Angesichts dieses Fehlens schon des (auch) für den Bestimmungstäter, der gemäß § 1 Abs 1 StGB als Täter den Tatbestand auf der subjektiven Tatseite voll verwirklichen muß (vgl. RZ 1987/4 u. a.), geltenden primären subjektiven Tatbestandserfordernisses eines Wissens vom zumindest objektiven Befugnismißbrauch durch den Beamten bedarf es im vorliegenden Fall keiner Erörterung der weiteren Frage, inwieweit sich ein derartiges Wissen des Zweitangeklagten im Sinn des § 14 Abs 1 Satz 2 zweiter Fall StGB zudem auf den unrechtsbegründenden Vorsatz des Erstangeklagten hätte erstrecken müssen, um den durch § 12 zweiter Fall StGB erweiterten Tatbestand des § 302 Abs 1 StGB zu erfüllen (vgl. dazu abermals RZ 1987/4 sowie Friedrich in RZ 1986, 259 rSp bis 261 oben, insbes. vor FN 101); dieses Verbrechen wurde demnach dem Angeklagten M*** zu Recht nicht angelastet.

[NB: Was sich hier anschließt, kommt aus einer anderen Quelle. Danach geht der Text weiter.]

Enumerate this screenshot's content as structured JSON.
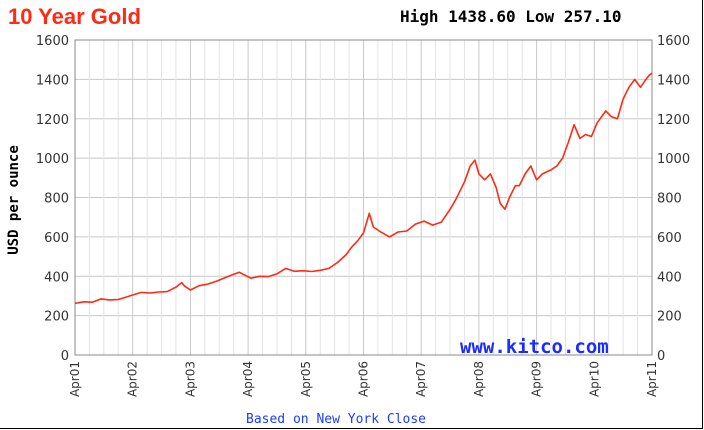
{
  "chart_data": {
    "type": "line",
    "title": "10 Year Gold",
    "subtitle": "High 1438.60 Low 257.10",
    "ylabel": "USD per ounce",
    "xlabel": "Based on New York Close",
    "watermark": "www.kitco.com",
    "ylim": [
      0,
      1600
    ],
    "yticks": [
      0,
      200,
      400,
      600,
      800,
      1000,
      1200,
      1400,
      1600
    ],
    "xlim": [
      2001.25,
      2011.25
    ],
    "xticks": [
      {
        "label": "Apr01",
        "x": 2001.25
      },
      {
        "label": "Apr02",
        "x": 2002.25
      },
      {
        "label": "Apr03",
        "x": 2003.25
      },
      {
        "label": "Apr04",
        "x": 2004.25
      },
      {
        "label": "Apr05",
        "x": 2005.25
      },
      {
        "label": "Apr06",
        "x": 2006.25
      },
      {
        "label": "Apr07",
        "x": 2007.25
      },
      {
        "label": "Apr08",
        "x": 2008.25
      },
      {
        "label": "Apr09",
        "x": 2009.25
      },
      {
        "label": "Apr10",
        "x": 2010.25
      },
      {
        "label": "Apr11",
        "x": 2011.25
      }
    ],
    "grid": true,
    "line_color": "#ff2a14",
    "series": [
      {
        "points": [
          [
            2001.25,
            262
          ],
          [
            2001.4,
            270
          ],
          [
            2001.55,
            268
          ],
          [
            2001.7,
            285
          ],
          [
            2001.85,
            280
          ],
          [
            2002.0,
            282
          ],
          [
            2002.15,
            295
          ],
          [
            2002.25,
            305
          ],
          [
            2002.4,
            318
          ],
          [
            2002.55,
            315
          ],
          [
            2002.7,
            320
          ],
          [
            2002.85,
            322
          ],
          [
            2003.0,
            345
          ],
          [
            2003.1,
            368
          ],
          [
            2003.15,
            350
          ],
          [
            2003.25,
            330
          ],
          [
            2003.4,
            352
          ],
          [
            2003.55,
            360
          ],
          [
            2003.7,
            375
          ],
          [
            2003.85,
            392
          ],
          [
            2004.0,
            410
          ],
          [
            2004.1,
            420
          ],
          [
            2004.2,
            405
          ],
          [
            2004.3,
            390
          ],
          [
            2004.45,
            400
          ],
          [
            2004.6,
            398
          ],
          [
            2004.75,
            412
          ],
          [
            2004.9,
            440
          ],
          [
            2005.05,
            425
          ],
          [
            2005.2,
            428
          ],
          [
            2005.35,
            424
          ],
          [
            2005.5,
            430
          ],
          [
            2005.65,
            440
          ],
          [
            2005.8,
            470
          ],
          [
            2005.95,
            510
          ],
          [
            2006.05,
            550
          ],
          [
            2006.15,
            580
          ],
          [
            2006.25,
            620
          ],
          [
            2006.35,
            720
          ],
          [
            2006.42,
            650
          ],
          [
            2006.55,
            625
          ],
          [
            2006.7,
            600
          ],
          [
            2006.85,
            625
          ],
          [
            2007.0,
            630
          ],
          [
            2007.15,
            665
          ],
          [
            2007.3,
            680
          ],
          [
            2007.45,
            660
          ],
          [
            2007.6,
            675
          ],
          [
            2007.75,
            740
          ],
          [
            2007.85,
            790
          ],
          [
            2008.0,
            880
          ],
          [
            2008.1,
            960
          ],
          [
            2008.18,
            990
          ],
          [
            2008.25,
            920
          ],
          [
            2008.35,
            890
          ],
          [
            2008.45,
            920
          ],
          [
            2008.55,
            850
          ],
          [
            2008.62,
            770
          ],
          [
            2008.7,
            740
          ],
          [
            2008.78,
            800
          ],
          [
            2008.88,
            860
          ],
          [
            2008.95,
            860
          ],
          [
            2009.05,
            920
          ],
          [
            2009.15,
            960
          ],
          [
            2009.25,
            890
          ],
          [
            2009.35,
            920
          ],
          [
            2009.5,
            940
          ],
          [
            2009.6,
            960
          ],
          [
            2009.7,
            1000
          ],
          [
            2009.8,
            1080
          ],
          [
            2009.9,
            1170
          ],
          [
            2010.0,
            1100
          ],
          [
            2010.1,
            1120
          ],
          [
            2010.2,
            1110
          ],
          [
            2010.3,
            1180
          ],
          [
            2010.45,
            1240
          ],
          [
            2010.55,
            1210
          ],
          [
            2010.65,
            1200
          ],
          [
            2010.75,
            1300
          ],
          [
            2010.85,
            1360
          ],
          [
            2010.95,
            1400
          ],
          [
            2011.05,
            1360
          ],
          [
            2011.12,
            1390
          ],
          [
            2011.2,
            1420
          ],
          [
            2011.25,
            1432
          ]
        ]
      }
    ]
  }
}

Für eine Annahme dahin aber, daß sich letzterer über die inhaltliche Richtigkeit der angestrebten amtlichen Bescheinigung Gedanken gemacht, geschweige denn, daß er eine Tatsachenwidrigkeit des Inhalts dieser öffentlichen Urkunde in seinen (auch nur bedingten) Vorsatz aufgenommen hätte, sodaß er - unter der Annahme des Nichtvorliegens eines Schädigungsvorsatzes seinerseits im Sinn des § 302 StGB (vgl. nochmals ÖJZ-LSK 1083/48) - immerhin nach §§ 12, 311 (erster Fall) StGB oder allenfalls nach §§ 228 StGB zu bestrafen wäre, fehlt es nicht nur an entsprechenden Feststellungen im Urteil, sondern auch an jeglichem konkreten Anhaltspunkt in den Verfahrensergebnissen, sodaß die (insoweit nicht näher substantiierte) Rechtsrüge (Z 9 lit a) in diese Richtung hin gleichfalls versagt.
Die Nichtigkeitsbeschwerde der Staatsanwaltschaft war daher zu verwerfen.